À l’instar de l’ancien ministre français, Jean-Louis Borloo, qui fait de l’électrification de l’Afrique une priorité absolue, l’Africa Progress Panel tire la sonnette d’alarme. Et de rappeler qu’il reste deux tiers des infrastructures énergétiques à mettre en place d’ici 2030 sur le continent. Le principal obstacle reste celui du financement : comment trouver près de 55 milliards de dollars par an jusqu’en pour ériger des centrales, bâtir ou renouveler le réseau de transmission et de distribution ? Pour ce faire, le think tank appelle à une coopération internationale renforcée en plus de la Banque Africaine de développement et de l’Union Africaine.

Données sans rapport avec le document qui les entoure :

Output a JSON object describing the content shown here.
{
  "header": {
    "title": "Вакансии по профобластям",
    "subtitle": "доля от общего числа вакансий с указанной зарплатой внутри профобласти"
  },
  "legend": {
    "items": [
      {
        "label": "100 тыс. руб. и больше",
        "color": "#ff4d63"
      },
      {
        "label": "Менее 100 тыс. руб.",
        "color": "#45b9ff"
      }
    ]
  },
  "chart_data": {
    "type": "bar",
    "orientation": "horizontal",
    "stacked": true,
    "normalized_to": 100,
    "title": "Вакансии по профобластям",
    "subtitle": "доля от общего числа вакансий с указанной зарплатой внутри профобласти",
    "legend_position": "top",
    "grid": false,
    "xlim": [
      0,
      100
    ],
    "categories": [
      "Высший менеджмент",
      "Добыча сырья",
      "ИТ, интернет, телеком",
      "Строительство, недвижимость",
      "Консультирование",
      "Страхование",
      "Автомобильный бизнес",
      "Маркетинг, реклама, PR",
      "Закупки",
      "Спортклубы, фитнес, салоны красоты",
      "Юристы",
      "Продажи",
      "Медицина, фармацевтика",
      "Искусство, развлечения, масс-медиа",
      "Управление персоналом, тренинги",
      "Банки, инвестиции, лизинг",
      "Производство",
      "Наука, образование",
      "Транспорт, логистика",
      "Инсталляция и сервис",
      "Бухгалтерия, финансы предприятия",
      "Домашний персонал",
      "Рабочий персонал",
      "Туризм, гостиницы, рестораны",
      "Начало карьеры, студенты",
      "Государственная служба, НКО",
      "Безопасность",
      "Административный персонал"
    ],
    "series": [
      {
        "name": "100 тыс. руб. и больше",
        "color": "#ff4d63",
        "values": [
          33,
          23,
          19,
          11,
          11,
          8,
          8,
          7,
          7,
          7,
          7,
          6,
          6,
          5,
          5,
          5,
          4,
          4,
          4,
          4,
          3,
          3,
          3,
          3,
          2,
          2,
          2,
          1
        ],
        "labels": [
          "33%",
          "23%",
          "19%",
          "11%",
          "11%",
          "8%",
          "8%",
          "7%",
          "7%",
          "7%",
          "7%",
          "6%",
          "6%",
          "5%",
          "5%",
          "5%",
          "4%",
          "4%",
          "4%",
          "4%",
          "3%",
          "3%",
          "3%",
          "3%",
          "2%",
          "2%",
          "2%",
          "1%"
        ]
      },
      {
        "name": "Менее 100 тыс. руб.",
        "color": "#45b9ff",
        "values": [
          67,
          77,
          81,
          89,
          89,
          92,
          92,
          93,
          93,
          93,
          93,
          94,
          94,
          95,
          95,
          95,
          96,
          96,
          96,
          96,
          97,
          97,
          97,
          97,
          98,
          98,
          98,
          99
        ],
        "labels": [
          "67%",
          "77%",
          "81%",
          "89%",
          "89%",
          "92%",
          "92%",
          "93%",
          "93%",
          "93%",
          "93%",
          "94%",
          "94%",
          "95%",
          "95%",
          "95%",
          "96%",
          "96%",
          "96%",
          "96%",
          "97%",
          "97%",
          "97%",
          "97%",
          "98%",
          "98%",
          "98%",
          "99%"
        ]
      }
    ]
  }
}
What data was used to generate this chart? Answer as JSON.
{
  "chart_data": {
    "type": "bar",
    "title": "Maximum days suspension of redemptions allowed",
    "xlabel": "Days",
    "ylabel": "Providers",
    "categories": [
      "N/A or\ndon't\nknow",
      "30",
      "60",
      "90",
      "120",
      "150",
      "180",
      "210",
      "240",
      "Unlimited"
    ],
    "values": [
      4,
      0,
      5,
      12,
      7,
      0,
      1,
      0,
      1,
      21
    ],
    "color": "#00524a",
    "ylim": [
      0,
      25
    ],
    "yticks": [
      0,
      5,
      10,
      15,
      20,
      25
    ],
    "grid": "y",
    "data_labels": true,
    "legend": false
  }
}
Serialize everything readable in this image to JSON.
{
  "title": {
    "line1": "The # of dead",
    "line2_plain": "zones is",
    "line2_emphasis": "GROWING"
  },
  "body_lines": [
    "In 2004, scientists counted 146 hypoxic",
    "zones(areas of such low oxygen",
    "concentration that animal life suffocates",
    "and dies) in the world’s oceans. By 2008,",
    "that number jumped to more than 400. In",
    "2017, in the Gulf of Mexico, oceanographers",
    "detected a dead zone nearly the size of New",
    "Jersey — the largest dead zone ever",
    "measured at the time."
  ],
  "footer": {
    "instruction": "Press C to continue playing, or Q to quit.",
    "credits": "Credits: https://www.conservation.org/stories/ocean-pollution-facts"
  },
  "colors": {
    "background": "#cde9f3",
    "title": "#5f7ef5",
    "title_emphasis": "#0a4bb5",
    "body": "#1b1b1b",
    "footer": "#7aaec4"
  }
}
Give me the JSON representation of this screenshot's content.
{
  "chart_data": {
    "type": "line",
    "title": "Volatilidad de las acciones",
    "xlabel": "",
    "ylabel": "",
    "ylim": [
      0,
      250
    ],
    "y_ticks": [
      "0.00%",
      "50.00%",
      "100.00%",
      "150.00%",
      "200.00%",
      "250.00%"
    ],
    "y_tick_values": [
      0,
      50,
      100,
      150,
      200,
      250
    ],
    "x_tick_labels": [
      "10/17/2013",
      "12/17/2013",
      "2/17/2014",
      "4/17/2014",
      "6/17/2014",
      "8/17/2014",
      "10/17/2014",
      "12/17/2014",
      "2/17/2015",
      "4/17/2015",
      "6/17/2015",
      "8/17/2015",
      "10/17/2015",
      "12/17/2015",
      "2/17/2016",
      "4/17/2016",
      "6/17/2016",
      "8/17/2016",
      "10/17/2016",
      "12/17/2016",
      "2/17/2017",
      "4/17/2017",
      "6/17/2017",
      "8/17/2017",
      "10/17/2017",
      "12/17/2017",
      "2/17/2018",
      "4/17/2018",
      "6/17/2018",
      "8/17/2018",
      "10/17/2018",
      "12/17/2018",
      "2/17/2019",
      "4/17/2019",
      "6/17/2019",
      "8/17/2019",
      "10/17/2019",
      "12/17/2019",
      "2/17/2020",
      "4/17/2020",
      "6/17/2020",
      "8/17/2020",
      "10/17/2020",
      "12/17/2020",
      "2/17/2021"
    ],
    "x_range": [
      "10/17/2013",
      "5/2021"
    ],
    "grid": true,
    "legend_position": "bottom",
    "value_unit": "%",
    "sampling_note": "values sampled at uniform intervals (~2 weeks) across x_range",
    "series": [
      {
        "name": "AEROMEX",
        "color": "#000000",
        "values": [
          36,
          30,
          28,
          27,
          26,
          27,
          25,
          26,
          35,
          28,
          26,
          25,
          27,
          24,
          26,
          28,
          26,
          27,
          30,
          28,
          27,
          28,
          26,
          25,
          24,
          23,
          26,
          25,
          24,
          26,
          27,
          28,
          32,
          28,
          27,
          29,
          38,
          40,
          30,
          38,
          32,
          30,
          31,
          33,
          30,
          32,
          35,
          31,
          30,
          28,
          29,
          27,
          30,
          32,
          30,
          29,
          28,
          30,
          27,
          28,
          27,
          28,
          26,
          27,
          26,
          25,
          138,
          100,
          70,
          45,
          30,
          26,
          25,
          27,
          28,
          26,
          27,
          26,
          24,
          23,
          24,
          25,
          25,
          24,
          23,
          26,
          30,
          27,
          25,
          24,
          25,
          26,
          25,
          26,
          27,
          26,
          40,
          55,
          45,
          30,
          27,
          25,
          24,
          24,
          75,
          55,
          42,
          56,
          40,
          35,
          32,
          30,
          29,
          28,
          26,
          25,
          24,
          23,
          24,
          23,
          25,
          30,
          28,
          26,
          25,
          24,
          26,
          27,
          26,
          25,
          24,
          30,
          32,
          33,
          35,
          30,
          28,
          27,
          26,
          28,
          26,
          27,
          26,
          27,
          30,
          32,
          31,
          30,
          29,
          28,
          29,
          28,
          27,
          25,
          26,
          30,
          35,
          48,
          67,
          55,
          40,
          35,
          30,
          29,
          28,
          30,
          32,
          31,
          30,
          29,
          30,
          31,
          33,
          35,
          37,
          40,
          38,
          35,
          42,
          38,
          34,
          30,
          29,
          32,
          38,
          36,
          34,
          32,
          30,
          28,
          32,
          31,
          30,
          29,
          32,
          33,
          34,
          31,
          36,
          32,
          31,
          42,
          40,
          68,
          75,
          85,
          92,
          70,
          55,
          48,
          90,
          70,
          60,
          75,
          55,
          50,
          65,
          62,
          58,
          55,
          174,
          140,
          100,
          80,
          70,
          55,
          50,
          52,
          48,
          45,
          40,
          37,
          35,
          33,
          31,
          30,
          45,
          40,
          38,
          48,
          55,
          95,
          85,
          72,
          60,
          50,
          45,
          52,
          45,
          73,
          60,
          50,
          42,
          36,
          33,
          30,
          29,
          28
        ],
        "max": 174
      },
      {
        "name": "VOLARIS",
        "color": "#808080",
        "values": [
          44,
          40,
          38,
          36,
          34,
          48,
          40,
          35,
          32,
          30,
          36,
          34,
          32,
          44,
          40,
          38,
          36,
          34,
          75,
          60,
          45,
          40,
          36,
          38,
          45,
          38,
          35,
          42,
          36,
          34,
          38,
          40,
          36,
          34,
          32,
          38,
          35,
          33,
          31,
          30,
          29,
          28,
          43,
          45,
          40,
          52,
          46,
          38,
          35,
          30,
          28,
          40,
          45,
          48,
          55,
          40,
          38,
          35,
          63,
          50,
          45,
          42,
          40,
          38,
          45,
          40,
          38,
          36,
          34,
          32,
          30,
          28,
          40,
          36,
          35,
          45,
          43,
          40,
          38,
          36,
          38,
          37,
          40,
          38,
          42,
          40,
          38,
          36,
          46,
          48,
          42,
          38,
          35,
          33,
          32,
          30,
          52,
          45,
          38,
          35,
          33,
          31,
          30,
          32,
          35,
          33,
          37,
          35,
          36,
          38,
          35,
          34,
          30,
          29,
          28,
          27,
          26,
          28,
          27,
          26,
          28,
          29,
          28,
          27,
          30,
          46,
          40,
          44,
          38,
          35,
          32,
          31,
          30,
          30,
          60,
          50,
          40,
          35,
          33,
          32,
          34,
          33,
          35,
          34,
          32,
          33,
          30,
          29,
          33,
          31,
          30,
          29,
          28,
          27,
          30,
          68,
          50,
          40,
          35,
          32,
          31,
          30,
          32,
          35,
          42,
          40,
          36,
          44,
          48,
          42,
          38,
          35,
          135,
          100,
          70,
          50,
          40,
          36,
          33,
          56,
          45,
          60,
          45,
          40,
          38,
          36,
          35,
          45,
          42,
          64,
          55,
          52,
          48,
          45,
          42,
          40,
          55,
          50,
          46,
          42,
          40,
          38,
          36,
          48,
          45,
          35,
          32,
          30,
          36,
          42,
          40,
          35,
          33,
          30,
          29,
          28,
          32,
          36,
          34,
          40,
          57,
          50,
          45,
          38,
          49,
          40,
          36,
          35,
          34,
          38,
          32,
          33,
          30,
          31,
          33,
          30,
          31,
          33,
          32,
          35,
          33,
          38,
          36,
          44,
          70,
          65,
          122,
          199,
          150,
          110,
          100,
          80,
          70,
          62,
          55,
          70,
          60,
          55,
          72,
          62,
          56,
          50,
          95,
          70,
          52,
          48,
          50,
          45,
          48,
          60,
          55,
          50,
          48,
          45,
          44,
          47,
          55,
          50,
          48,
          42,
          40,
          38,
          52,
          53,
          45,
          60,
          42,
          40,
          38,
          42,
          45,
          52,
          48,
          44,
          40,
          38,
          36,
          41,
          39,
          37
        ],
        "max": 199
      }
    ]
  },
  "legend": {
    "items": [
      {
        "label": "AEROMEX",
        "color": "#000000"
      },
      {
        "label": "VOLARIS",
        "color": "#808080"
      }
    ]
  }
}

« Des pays comme l’Éthiopie, le Kenya, le Rwanda et l’Afrique du Sud émergent comme favoris dans la transition mondiale vers une énergie à basse émission de carbone, souligne Kofi Annan. L’Afrique est bien placée pour accroître la production énergétique nécessaire pour stimuler la croissance, fournir de l’énergie à tous et jouer un rôle de leader dans les négociations cruciales sur le changement climatique ».

Pour ce faire, l’Africa Progress Panel appelle à éradiquer la corruption, à renforcer la transparence des institutions et souhaite la création d’un « fonds mondial de connectivité » pour raccorder 600 millions de personnes en plus d’ici 2030.